O ministro André Mendonça, do Supremo Tribunal Federal (STF), avalia incluir o ministro Alexandre de Moraes nas investigações do caso Master após a Polícia Federal identificar conversas entre Moraes e o banqueiro Daniel Vorcaro.
As mensagens foram localizadas no celular de Vorcaro durante as investigações. Em uma delas, o banqueiro pede ajuda a Moraes diante de uma suposta ofensiva da Polícia Federal e da Procuradoria-Geral da República (PGR).
A PF já havia recuperado as mensagens armazenadas no bloco de notas do celular de Vorcaro, mas ainda não havia identificado o interlocutor. A identificação ocorreu após Mendonça, relator das investigações, determinar que a corporação esclarecesse com quem o banqueiro mantinha as conversas.
Diante do conteúdo, Mendonça pediu manifestação da PGR antes de decidir se Moraes será formalmente incluído na investigação. A Procuradoria foi intimada na segunda-feira (31) e tem prazo de cinco dias para se pronunciar.
Segundo informações obtidas pelo UOL, as mensagens foram escritas por Vorcaro em 30 de outubro de 2025. Na ocasião, o banqueiro relatou a Moraes que havia recebido informações sobre uma possível ação da PF e do Banco Central contra ele e o Banco Master.
Em uma das mensagens, Vorcaro afirmou que havia sido informado de que o Banco Central estaria sob pressão da PF e do Ministério Público para adotar medidas contra ele. O banqueiro pediu que Moraes reforçasse a situação com integrantes da PF e da PGR para evitar, segundo suas palavras, uma “sacanagem” que poderia comprometer o banco.
A Polícia Federal identificou que a referência a “G” nas mensagens seria ao presidente do Banco Central, Gabriel Galípolo. Já “Andrei” e “Paulo” seriam Andrei Rodrigues, diretor-geral da PF, e Paulo Gonet, procurador-geral da República.
Pouco depois, Vorcaro voltou a escrever para Moraes e afirmou que as informações haviam sido repassadas por pessoas ligadas ao Banco Central que teriam participado das reuniões sobre o caso. O banqueiro demonstrou preocupação em preservar a identidade dessas fontes.
De acordo com a PF, Vorcaro utilizava uma estratégia para dificultar o rastreamento das conversas. Ele escrevia os textos no bloco de notas do celular, fazia uma captura de tela e enviava a imagem pelo WhatsApp como mensagem de visualização única. Moraes, segundo o relatório, respondia utilizando o mesmo método.
Procurado, o ministro Alexandre de Moraes não se manifestou.
Identificação do interlocutor
A identificação de Moraes como interlocutor de Vorcaro ocorre em um momento delicado das investigações sobre o caso Master.
A Polícia Federal já tinha acesso às mensagens, mas não havia produzido, inicialmente, um relatório identificando quem conversava com o banqueiro. Segundo o relato, integrantes da cúpula da corporação chegaram a avaliar que caberia à Presidência do STF solicitar esse tipo de levantamento quando houvesse integrantes da própria Corte envolvidos.

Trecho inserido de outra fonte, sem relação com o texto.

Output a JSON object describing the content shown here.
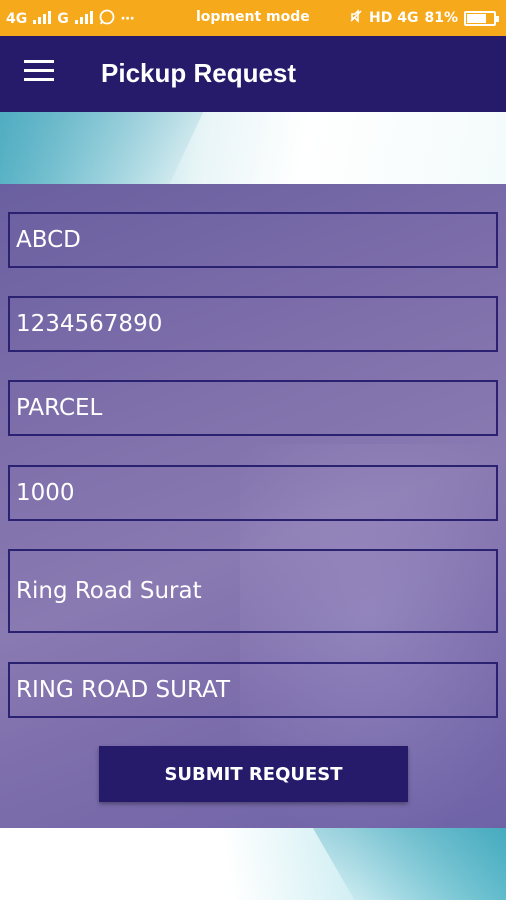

Mendonça, no entanto, determinou que a PF identificasse o interlocutor e recebeu o relatório com as mensagens.
Agora, o ministro e seus auxiliares avaliam também a possibilidade de retirar o sigilo do documento elaborado pela Polícia Federal. A decisão sobre a eventual inclusão de Moraes na investigação deverá ocorrer após a manifestação da PGR.